THE BLOG

Karl's New War

10/24/2005 05:49 pm ET | Updated May 25, 2011

Imagine you’re Karl Rove. You’ve got a possible indictment hanging over your head, and the head of the Veep’s main guy, Scooter Libby, in the CIA agent name leak case. Your Capitol Hill roach-stomper, Tom DeLay, just had his mugshot taken following an indictment for laundering of campaign contributions from corporations. Your White House head of procurement, David Safavian, was recently taken away in handcuffs, accused of lying about government dealings with his old friend the lobbyist Jack Abramoff, another insider being investigated for, well, just about everything.

Oh—and you’ve got a boss with plummeting popularity ratings, and troublesome prospects in next year’s midterm congressional elections.

Whew! So being as you’re Karl Rove, you do what Karl is always inclined to do in these situations: create a distraction. A big one. Big enough to suck the metaphorical wind out of the press room.

What’s big enough to compete with such odoriferously spectacular sleaze news? Not much. Except maybe another war. In other words, Wag the Dog.Last Friday, I got a CNN “Breaking News” e-mail: President Bush calls for United Nations to convene after "deeply disturbing" report implicates Syrian officials in assassination.

Of course it’s deeply disturbing that Syria’s leadership should be behind the bomb that killed former Lebanese Prime Minister Rafik Hariri. But it’s hardly surprising, since Syria has for decades meddled in Lebanese politics, occupied the country, probably had a hand in past assassinations in a country where such things are all too common. It was more or less a given that Syria was behind the assassination, with help from Lebanese insiders. The report simply confirmed those suspicions.

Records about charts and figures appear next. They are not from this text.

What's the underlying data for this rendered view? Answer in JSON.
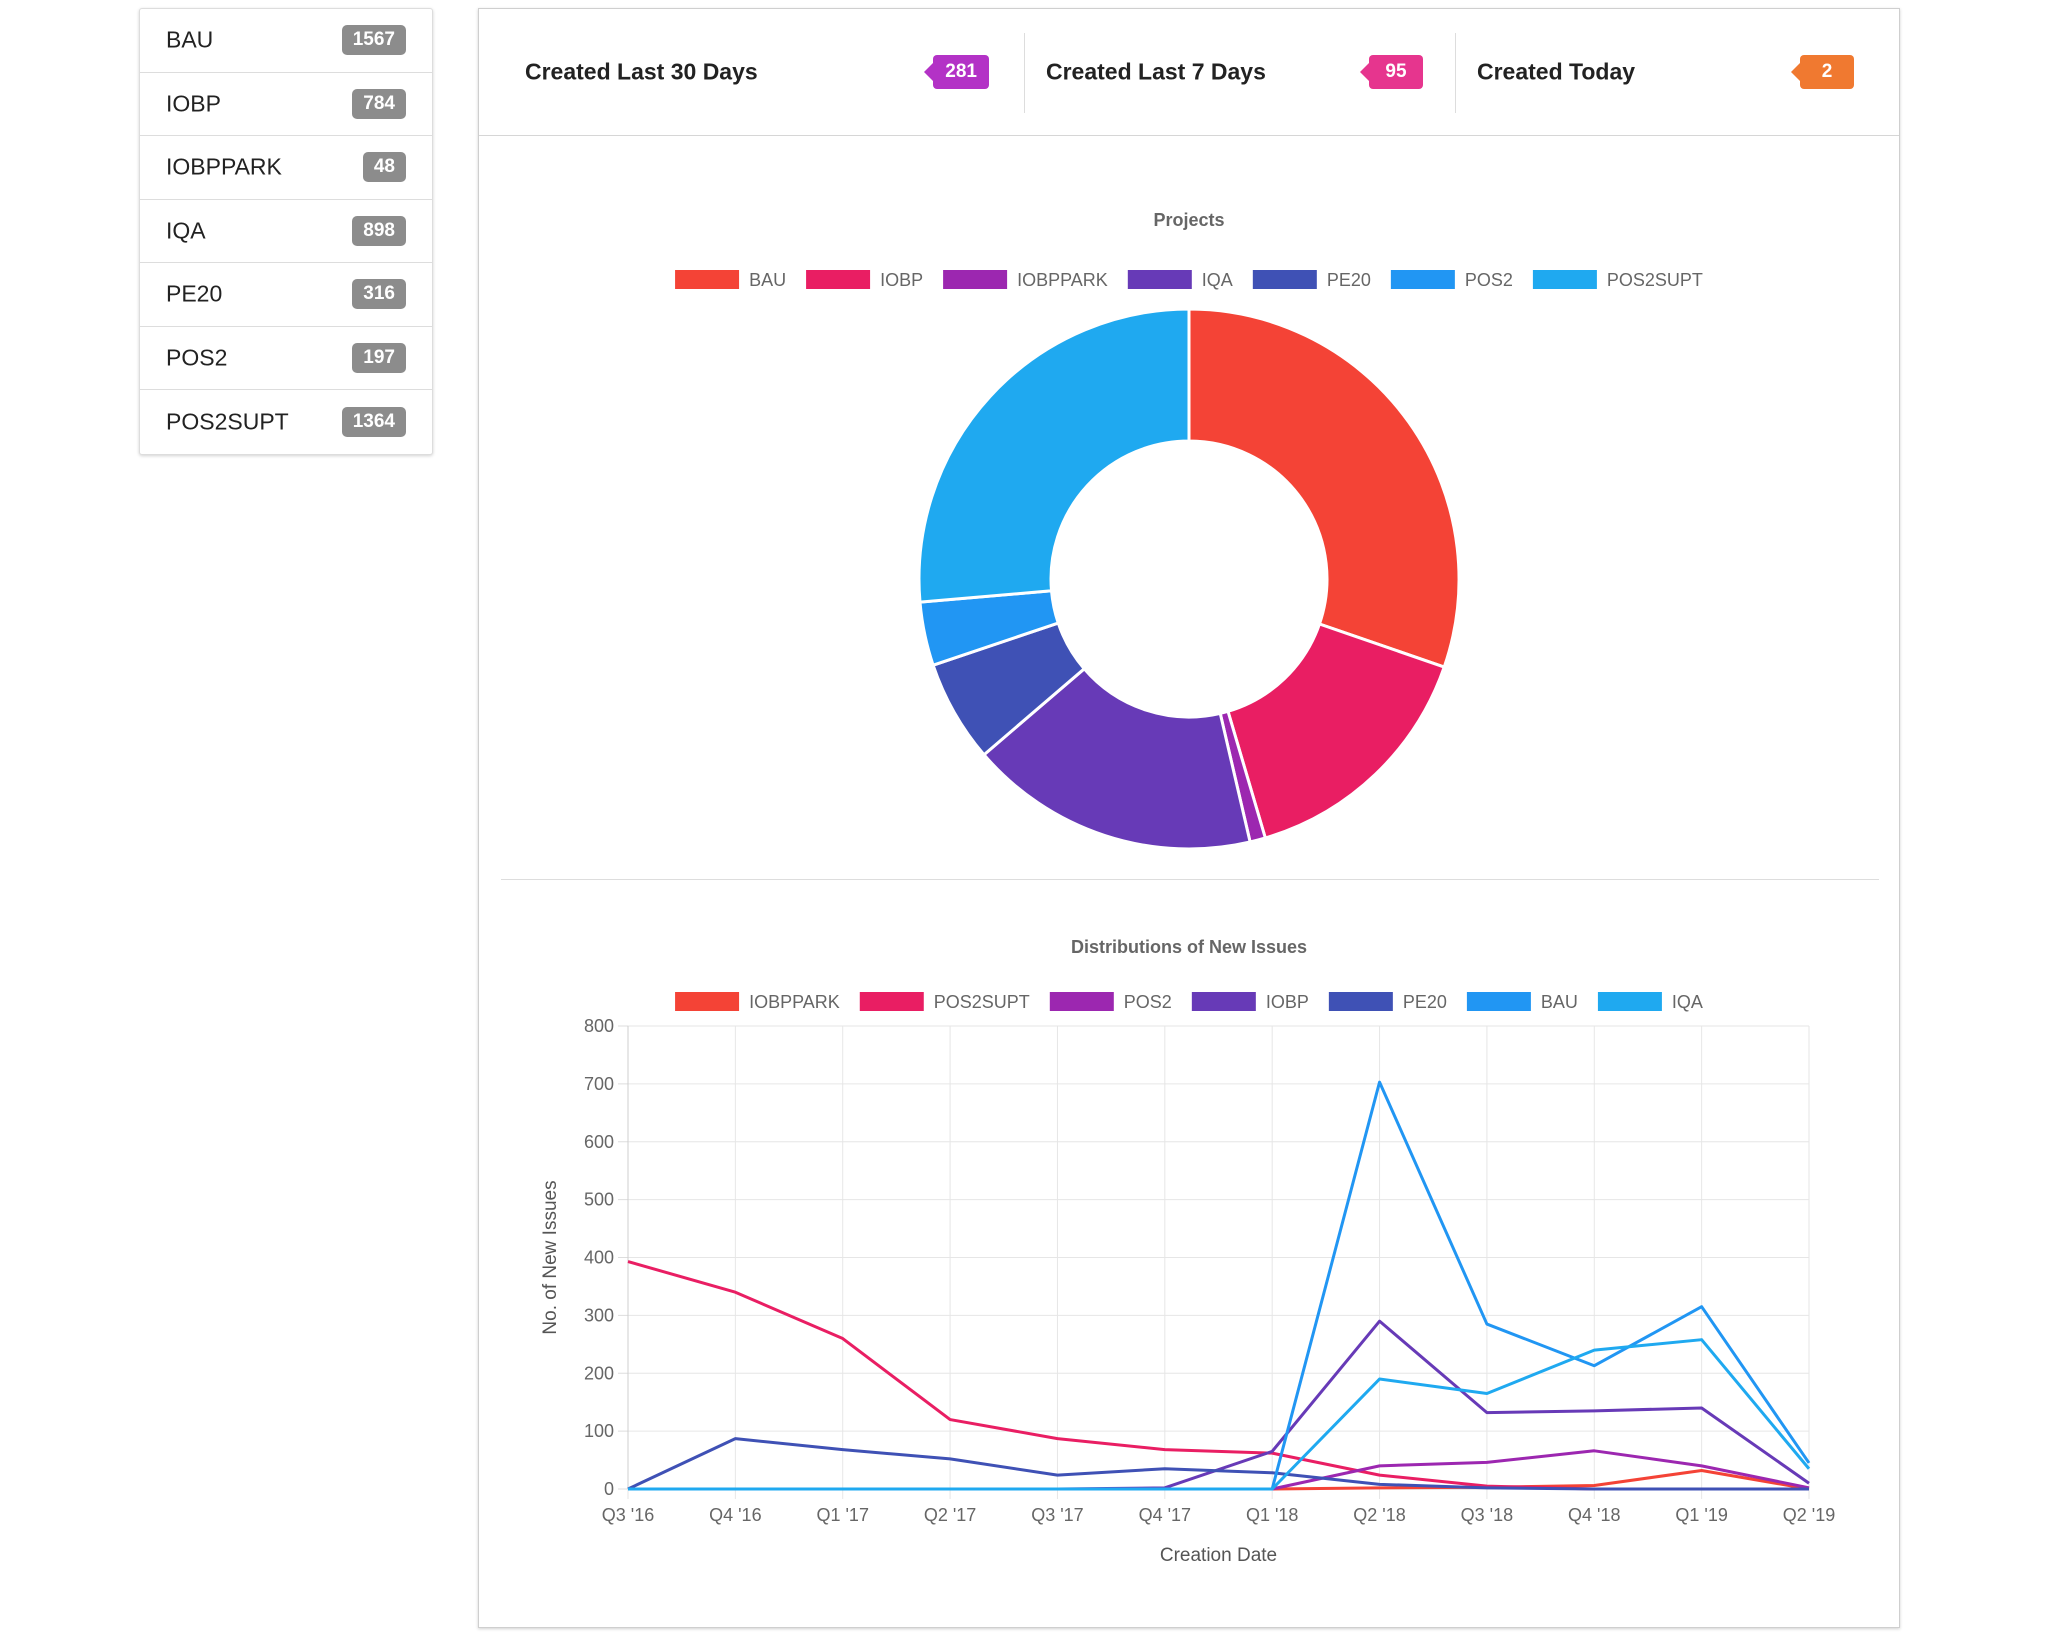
{
  "sidebar": {
    "items": [
      {
        "label": "BAU",
        "count": "1567"
      },
      {
        "label": "IOBP",
        "count": "784"
      },
      {
        "label": "IOBPPARK",
        "count": "48"
      },
      {
        "label": "IQA",
        "count": "898"
      },
      {
        "label": "PE20",
        "count": "316"
      },
      {
        "label": "POS2",
        "count": "197"
      },
      {
        "label": "POS2SUPT",
        "count": "1364"
      }
    ]
  },
  "stats": [
    {
      "label": "Created Last 30 Days",
      "value": "281",
      "color": "#b332c6"
    },
    {
      "label": "Created Last 7 Days",
      "value": "95",
      "color": "#e6358e"
    },
    {
      "label": "Created Today",
      "value": "2",
      "color": "#f07930"
    }
  ],
  "chart_data": [
    {
      "type": "pie",
      "title": "Projects",
      "legend_position": "top",
      "labels": [
        "BAU",
        "IOBP",
        "IOBPPARK",
        "IQA",
        "PE20",
        "POS2",
        "POS2SUPT"
      ],
      "values": [
        1567,
        784,
        48,
        898,
        316,
        197,
        1364
      ],
      "colors": [
        "#f44336",
        "#e91e63",
        "#9c27b0",
        "#673ab7",
        "#3f51b5",
        "#2196f3",
        "#1fa9f0"
      ],
      "cutout": 0.5
    },
    {
      "type": "line",
      "title": "Distributions of New Issues",
      "xlabel": "Creation Date",
      "ylabel": "No. of New Issues",
      "ylim": [
        0,
        800
      ],
      "yticks": [
        0,
        100,
        200,
        300,
        400,
        500,
        600,
        700,
        800
      ],
      "grid": true,
      "legend_position": "top",
      "categories": [
        "Q3 '16",
        "Q4 '16",
        "Q1 '17",
        "Q2 '17",
        "Q3 '17",
        "Q4 '17",
        "Q1 '18",
        "Q2 '18",
        "Q3 '18",
        "Q4 '18",
        "Q1 '19",
        "Q2 '19"
      ],
      "series": [
        {
          "name": "IOBPPARK",
          "color": "#f44336",
          "values": [
            0,
            0,
            0,
            0,
            0,
            0,
            0,
            2,
            3,
            6,
            32,
            0
          ]
        },
        {
          "name": "POS2SUPT",
          "color": "#e91e63",
          "values": [
            393,
            340,
            260,
            120,
            87,
            68,
            62,
            24,
            5,
            0,
            0,
            0
          ]
        },
        {
          "name": "POS2",
          "color": "#9c27b0",
          "values": [
            0,
            0,
            0,
            0,
            0,
            0,
            0,
            40,
            46,
            66,
            40,
            2
          ]
        },
        {
          "name": "IOBP",
          "color": "#673ab7",
          "values": [
            0,
            0,
            0,
            0,
            0,
            2,
            65,
            290,
            132,
            135,
            140,
            10
          ]
        },
        {
          "name": "PE20",
          "color": "#3f51b5",
          "values": [
            0,
            87,
            68,
            52,
            24,
            35,
            28,
            8,
            2,
            0,
            0,
            0
          ]
        },
        {
          "name": "BAU",
          "color": "#2196f3",
          "values": [
            0,
            0,
            0,
            0,
            0,
            0,
            0,
            703,
            285,
            213,
            315,
            45
          ]
        },
        {
          "name": "IQA",
          "color": "#1fa9f0",
          "values": [
            0,
            0,
            0,
            0,
            0,
            0,
            0,
            190,
            165,
            240,
            258,
            35
          ]
        }
      ]
    }
  ]
}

But Bush’s UN call is not without specific purpose. In fact, it’s likely part of a two-pronged argument that we’re about to hear: Syria is destabilizing the region at a crucial time, and providing safe haven to terrorists on their way into Iraq. Them’s fighting words, and before long, the media will be convulsed with a debate over yet another possible invasion. (And if you prefer threesomes, to Iraq and Syria, add Iran, about which we’re hearing more tough talk.)

It is highly doubtful that such an invasion will take place, especially given how stretched US military resources are, but it’s a sure bet that this represents the launching of a major political offensive.

That is, get everyone whipped up about the pros and cons of another invasion, including, especially, the costs, in dollars and lives. And, about the goals and appropriateness of the action. Almost by definition, news organizations must always place military issues and possible hostilities ahead of other matters. And the reality is that wars play better: it’s just too darned hard to explain to the public the intricacies of corruption cases – unless the corruption involves something we all get, like a blue dress that needs dry cleaning. Plus, resources, space and time are limited. So all of these creeping –gates, PlameGate, LobbyistGate, DonorGate, etc, can momentarily be shunted away to the inside pages where only the most hardy pay attention to them.

To be sure, an actual arrest and prosecution of someone of Rove’s ‘stature’ would lead the news. But don’t bet on it remaining the topic of conversation once a clarion call is sounded for America to again do its thing for global security. You and I may love to speculate about Scooter, and Karl, and their comrades, but the reality in middle America is far different. Last year, on a flight to Texas, I chatted with my seatmate, a seemingly well-informed software salesman, reasonably affluent, college-educated, moderate, who volunteered that he increasingly didn’t trust Bush. He saw me clutching a copy of the book, “Bush’s Brain,” about Rove. “Who,” he asked, “is that?”

If he and most Americans barely knew who Rove was then, imagine their interest in his fate, and those of even lesser visibility, as the drums of war sound again.